In an ideal world, we would be able to invest the exact same amount of money every month, and then every year, we would be able to increase the amount of money available to invest. If things went perfectly, we would be able to "wash, rinse, repeat" this formula for 30+ years until we are prepared to retire. Unfortunately, life happens, and we cannot always invest as much money as we would like at a given point in time.
The good news for us as investors is this: even if we are dealing with a temporary bump in the road that prevents us from investing $500 per month (or whatever the amount may be), once we get our hands on productive assets that churn out income, they continue to produce for us even in the moments when we do not have surplus funds available to deploy.
Imagine if you spent the past five years building up a tax-advantaged account with 300 shares of General Electric (GE), 50 shares of Chevron (CVX), 250 shares of Coca-Cola (KO), 100 shares of Johnson & Johnson (JNJ), and 200 shares of BP (BP).
Comprehensively, you would automatically be generating: $228 in annual dividends from General Electric, $200 in dividends from Chevron, $280 in dividends from Coca-Cola, $264 in dividends from Johnson & Johnson, and $432 in annual dividends from BP. Those five stocks would combine to generate $1,404 in annual income for you to deploy elsewhere, and considering that each of those companies raised dividends last year and are expected to have higher future earnings next year, it is realistic to assume that you will receive a dividend raise from each of those five companies in the next year.
But the important thing is this: once you acquire an ownership stake in a productive asset that shares its annual profits on a regular basis with you four times per year, you continue to receive funds to deploy elsewhere even if something happens in your personal life that prevents you from adding more funds to the market at the moment.

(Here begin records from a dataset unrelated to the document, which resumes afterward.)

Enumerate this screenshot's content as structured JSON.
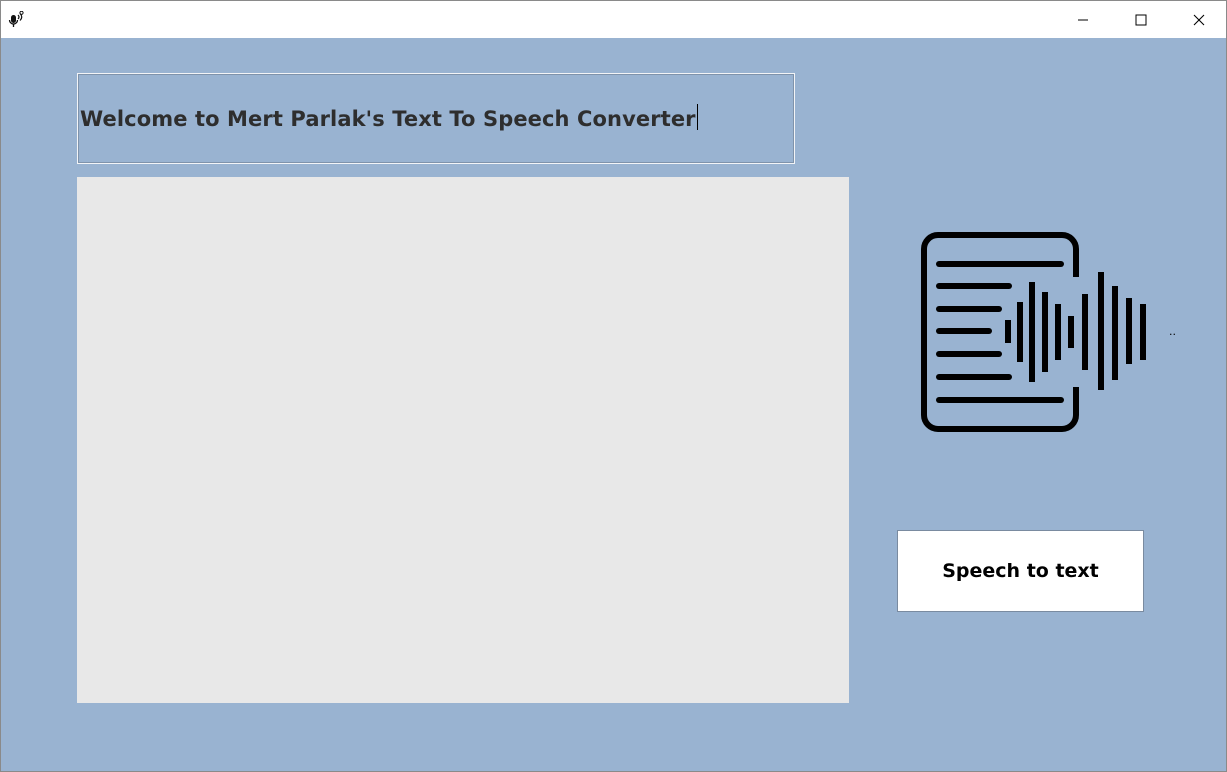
{
  "window": {
    "icon": "microphone-speech-icon",
    "controls": {
      "minimize_icon": "minimize-icon",
      "maximize_icon": "maximize-icon",
      "close_icon": "close-icon"
    }
  },
  "main": {
    "title_text": "Welcome to Mert Parlak's Text To Speech Converter",
    "text_area_value": "",
    "illustration_icon": "text-to-speech-document-waveform-icon",
    "side_marker": "..",
    "speech_to_text_label": "Speech to text"
  },
  "colors": {
    "background": "#99b3d1",
    "text_area": "#e8e8e8",
    "button": "#ffffff",
    "title_text": "#2e2e2e"
  }
}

If our investor had spent the past couple of years buying a couple hundred shares of an excellent company like Berkshire Hathaway (BRK.B), he would be powerless to make any capital allocation decisions at a time when he was not generating surplus funds to invest. That is because all of Berkshire's profits are tied up internally and being allocated by Warren Buffett (that is not a bad place to be in, but nevertheless, it does not provide you with an opportunity to make new capital allocation decisions).
The fun thing about stuffing your tax-deferred account with dividend stocks is the fact that, as long as the company remains profitable and the Board of Directors continue to declare dividends, you receive new amounts of passive money to invest, even if you are not able to generate surplus capital yourself at that given point in time.
The example above generated $1,404 in "free" money for you to invest, even though you were not able to come up with new funds from your labor. If you put that $1,404 in something like Royal Dutch Shell (RDS.B), you would be able to pick up 20 shares generating $72 in annual income of its own. That is what makes dividend investing so appealing to investors: even if you stop feeding the beast, the money still flows (in this case, $1,404 worth of it).
Charlie Munger, the Vice Chairman at Berkshire, once said, "Saving up the first $100,000 is a mother." He was absolutely right. If you only $5,000 in investments generating 3% in income, you are only bringing in $150. At that point, you are pretty much dependent upon your labor to generate money. However, once you own $100,000 worth of productive assets, you'd be looking at $250 in investable assets being generated every additional month you stay alive.
Personally, I would modify Munger's advice to this: try to get $150,000 in a Roth IRA by the time you are middle-aged that is generating 3.67% in annual dividends. What is so special about those numbers? At that point, your Roth IRA would effectively be funding itself even if you found yourself unable to contribute one year. Your established holdings would be bringing in $458 for you to invest each month, and even if you were never able to invest again, you would still have those assets churning out and growing their income while immediately receiving $5,500 in immediate annual income that could easily be invested to add $200 per year in additional income to your base if you chose a dividend payer yielding at least 3.67%.
When you look at how Warren Buffett structures incentives at Berkshire Hathaway, you can see that it is all about arranging affairs in a way that constantly brings money through the door. The managers at the operating companies receive bonuses based on the amount of money they are able to send to Omaha each year. Berkshire's largest holdings have storied, if imperfect, histories of sending profits to shareholders. The constant capital infusions create the oxygen that allow Buffett to breathe life into new investments.
The same principles may hold true in your own investing life. It can be nice to get yourself in the habit of having money coming in each month that allow you to make new investments. Typically, those funds may come from the surplus that results from your actual labor. But the good news is that when you are dealing with productive assets that generate dividend income, there is still money coming through the door even when you cannot generate the surplus founds yourself.